The approach I would take is to write "mydaemon" with the idea of it being a wrapper: it checks the process table or a pid file to see if a "mydaemon" is already running. If not, then fork/exec your new daemon. If so, then send the arguments to it.
For "send the arguments to it", I would use named pipes, like are explained here: What are named pipes?

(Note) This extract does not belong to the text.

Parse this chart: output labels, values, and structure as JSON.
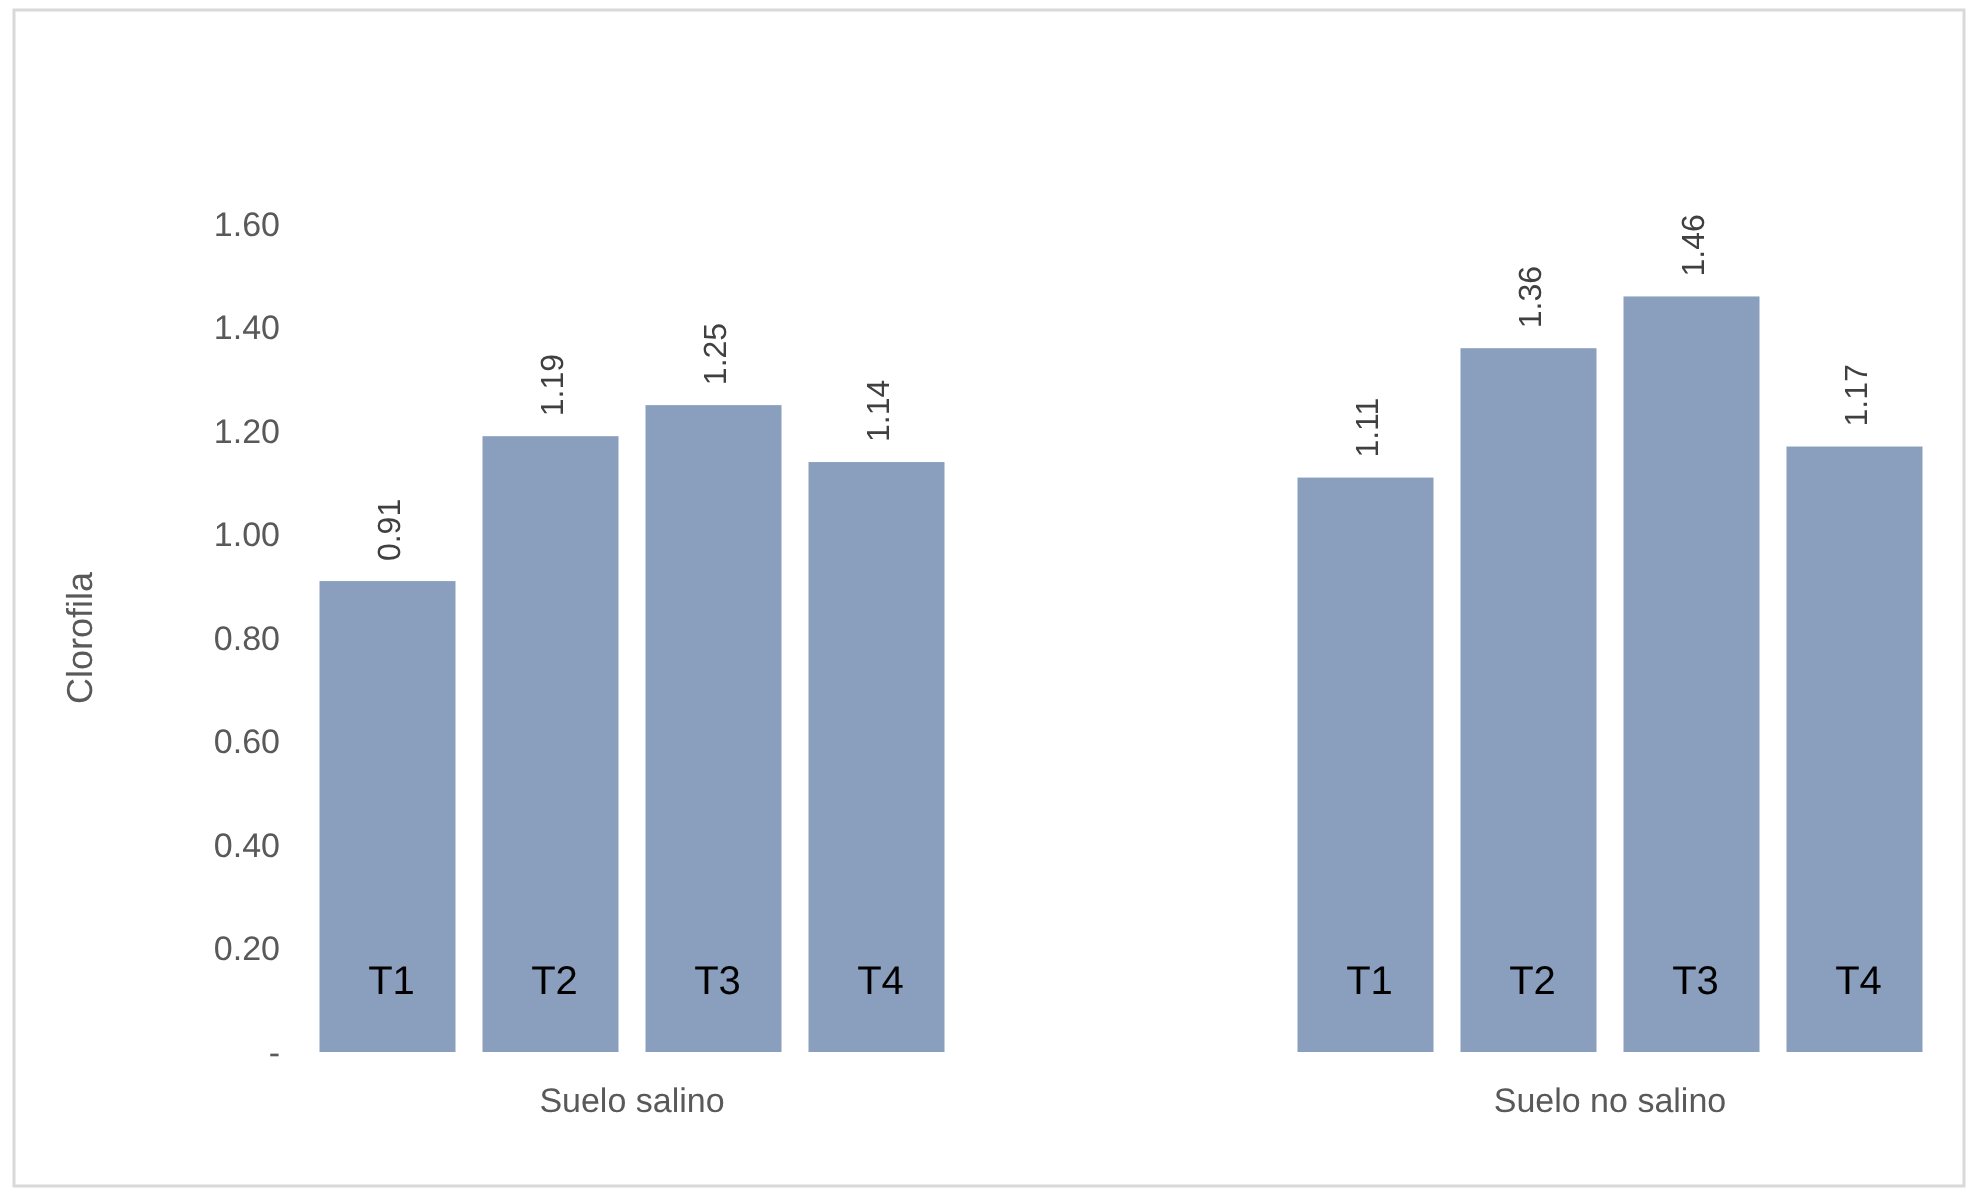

Essentially, you can think of named pipes as being like "stdin", except they appear as a file to the rest of the system, so you can open them in your running "mydaemon" and check them for inputs.
Finally, it should be noted that all of this check-if-running-send-to-pipe stuff can either be done in your daemon program, using the API of the *nix OS, or it can be done in a script by using e.g. 'ps', 'echo', etc...
The easiest, most common, and most robust way to do this in Linux is using a systemd socket service.
Example contents of /usr/lib/systemd/system/yoursoftware.socket:
[Unit]
Description=This is a description of your software
Before=yoursoftware.service
[Socket]
ListenStream=/run/yoursoftware.sock
Service=yourservicename.service
# E.x.: use SocketMode=0666 to give rw access to everyone
# E.x.: use SocketMode=0640 to give rw access to root and read-only to SocketGroup
SocketMode=0660
SocketUser=root
# Use socket group to grant access only to specific processes
SocketGroup=root
[Install]
WantedBy=sockets.target
NOTE: If you are creating a local-user daemon instead of a root daemon, then your systemd files go in /usr/lib/systemd/user/ (see pulseaudio.socket for example) or ~/.config/systemd/user/ and your socket is at /run/usr/$(id -u)/yoursoftware.sock (note that you can't actually use command substitution in pathnames in systemd.)
Example contents of /lib/systemd/system/yoursoftware.service
[Unit]
Description=This is a description of your software
Requires=yoursoftware.socket
[Service]
ExecStart=/usr/local/bin/yoursoftware --daemon --yourarg yourvalue
KillMode=process
Restart=on-failure
[Install]
WantedBy=multi-user.target
Also=yoursoftware.socket
Run systemctl daemon-reload && systemctl enable yoursoftware.socket yoursoftware.service as root
Use systemctl --user daemon-reload && systemctl --user enable yoursoftware.socket yoursoftware.service if you're creating the service to run as a local-user
A functional example of the software in C would be way too long, so here's an example in NodeJS. Here is /usr/local/bin/yoursoftware:
#!/usr/bin/env node
var SOCKET_PATH = "/run/yoursoftware.sock";
function errorHandle(e) {
if (e) console.error(e), process.exit(1);
}
if (process.argv[0] === "--daemon") {
var logFile = require("fs").createWriteStream(
"/var/log/yoursoftware.log", {flags: "a"});
require('net').createServer(errorHandle)
.listen(SOCKET_PATH, s => s.pipe(logFile));
} else process.stdin.pipe(
require('net')
.createConnection(SOCKET_PATH, errorHandle)
);
In the example above, you can run many yoursoftware instances at the same time, and the stdin of each of the instances will be piped through to the daemon, which appends all the stuff it receives to a log file.
For non-Linux OSes and distros without systemd, you would use the (typically shell-scripted) startup system to begin your process at boot and the user would receive an error like could not connect to socket /run/yoursoftware.sock when something goes wrong with your daemon.